Votre question insinue dans sa formulation au moins deux éléments sous-jacents : le premier, un nombre fixe de places à l’intérieur de cette formation que l’actuel effectif dépasserait, ce qui n’est pas le cas ; le second, une comparaison implicite avec d’autres formations universitaires où il y en aurait moins, ce qui est vrai. On peut donc y répondre de plusieurs manières et à des niveaux différents.

Essayons d’abord de se mettre à la place de quelqu’un qui visiterait incognito notre Institut en plein semestre. Lorsqu’il réussira à localiser le campus, le bâtiment et les salles – ce qui ne va pas de soi – imaginons qu’il décide de suivre quelques minutes un cours magistral dans un amphithéâtre. Première impression visuelle et quantitative : beaucoup de monde, certes, mais surtout beaucoup d’étudiantes. S’il multiplie les visites des amphithéâtres de psychologie, il sera en mesure de faire un second constat : contrairement à cette population, quasi exclusivement féminine, assez peu d’enseignantes dispensent des cours…

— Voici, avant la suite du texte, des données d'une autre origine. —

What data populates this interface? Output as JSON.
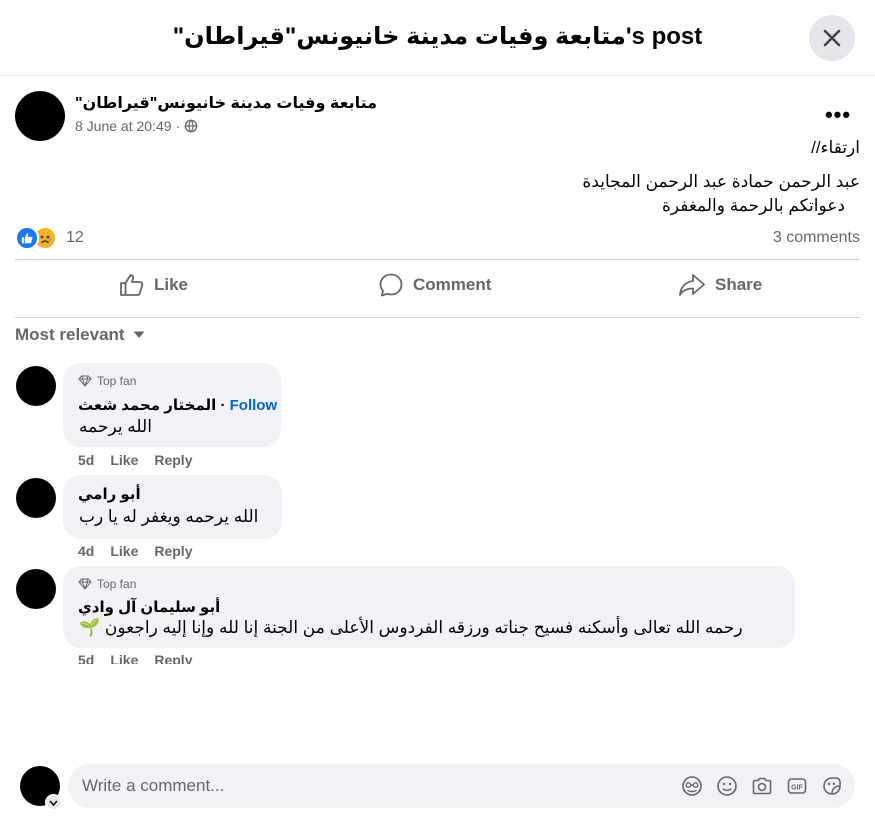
{
  "header": {
    "title": "\"متابعة وفيات مدينة خانيونس\"قيراطان's post"
  },
  "post": {
    "author": "\"متابعة وفيات مدينة خانيونس\"قيراطان",
    "timestamp": "8 June at 20:49",
    "privacy_icon": "globe-icon",
    "text_lines": [
      "ارتقاء//",
      "عبد الرحمن حمادة عبد الرحمن المجايدة",
      "دعواتكم بالرحمة والمغفرة"
    ],
    "reaction_count": "12",
    "comment_count": "3 comments"
  },
  "actions": {
    "like": "Like",
    "comment": "Comment",
    "share": "Share"
  },
  "sort": {
    "label": "Most relevant"
  },
  "comments": [
    {
      "badge": "Top fan",
      "name": "المختار محمد شعث",
      "follow": "Follow",
      "text": "الله يرحمه",
      "time": "5d",
      "like": "Like",
      "reply": "Reply"
    },
    {
      "name": "أبو رامي",
      "text": "الله يرحمه ويغفر له يا رب",
      "time": "4d",
      "like": "Like",
      "reply": "Reply"
    },
    {
      "badge": "Top fan",
      "name": "أبو سليمان آل وادي",
      "text": "رحمه الله تعالى وأسكنه فسيح جناته ورزقه الفردوس الأعلى من الجنة إنا لله وإنا إليه راجعون 🌱",
      "time": "5d",
      "like": "Like",
      "reply": "Reply"
    }
  ],
  "composer": {
    "placeholder": "Write a comment...",
    "icons": [
      "avatar-sticker-icon",
      "emoji-icon",
      "camera-icon",
      "gif-icon",
      "sticker-icon"
    ]
  },
  "colors": {
    "accent": "#1877f2",
    "link": "#0064d1",
    "secondary_text": "#65676b",
    "bubble": "#f0f2f5"
  }
}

Il y aurait donc un premier constat à faire sur les effectifs des étudiants de psycho aussi bien sous l’angle du nombre, mais aussi du genre, le leur et celui de leurs enseignants1

Ensuite, quid des raisons qui poussent les étudiant(e)s à s’inscrire en psychologie ? Ceci n’est guère un secret, la filière « psychologie » est celle qui accueille le plus d’étudiants en pré-inscriptions avec des différences plus que significatives par rapport aux autres formations proposées. Pourquoi ? Et, surtout, comment un·e étudiant·e qui vient d’avoir son bac prend la décision de s’inscrire en « psycho » ? À partir de quelle « matière » se construisent les représentations de cette formation, de sa professionnalisation, du corps de connaissances qui la constitue, de son énorme diversité, de son utilité sociale ? La matière enseignée en lycée ? Elle est insignifiante pour justifier un tel pari. Il y aurait, à mon avis, beaucoup à dire sur la place qu’occupe la psychologie (et les « psys ») dans nos sociétés occidentales, notamment en France, dans la communication de masse, mais aussi dans le sens commun, le vocabulaire « psy » profane…

Je souhaite focaliser une partie de ma réponse sur les étudiants en Master 1 de psychologie dont je me suis occupé du point de vue de la coordination pédagogique ces deux dernières années. Y a-t-il trop d’étudiants en Master 1 de psychologie ? Sans doute, oui, mais alors pourquoi ? Certainement parce qu’ils sont déjà suffisamment nombreux en L3, donc cette réflexion sur les effectifs en M1 n’a de sens ni en dehors des trois années de Licence qui le précèdent2, ni des places offertes en Master 2. D’autant plus qu’il existe un nombre considérable d’étudiants de psychologie qui ne souhaitent pas devenir psychologues. Ils sont inscrits pour une formation à la psychologie qui pourrait soit les armer pour construire leur parcours professionnel futur (post Licence ou post M1), soit consolider et faire évoluer celui-ci lorsqu’il s’agit d’étudiants issus de la formation professionnelle.

D’où l’intérêt de distinguer finement le profil multiple de la population « étudiants » ; mais aussi d’accentuer le dispositif d’orientation, une orientation active, à l’intérieur et à l’extérieur de l’université, individuelle mais aussi collective. Sans omettre la mission de formation, une des missions principales de l’université publique.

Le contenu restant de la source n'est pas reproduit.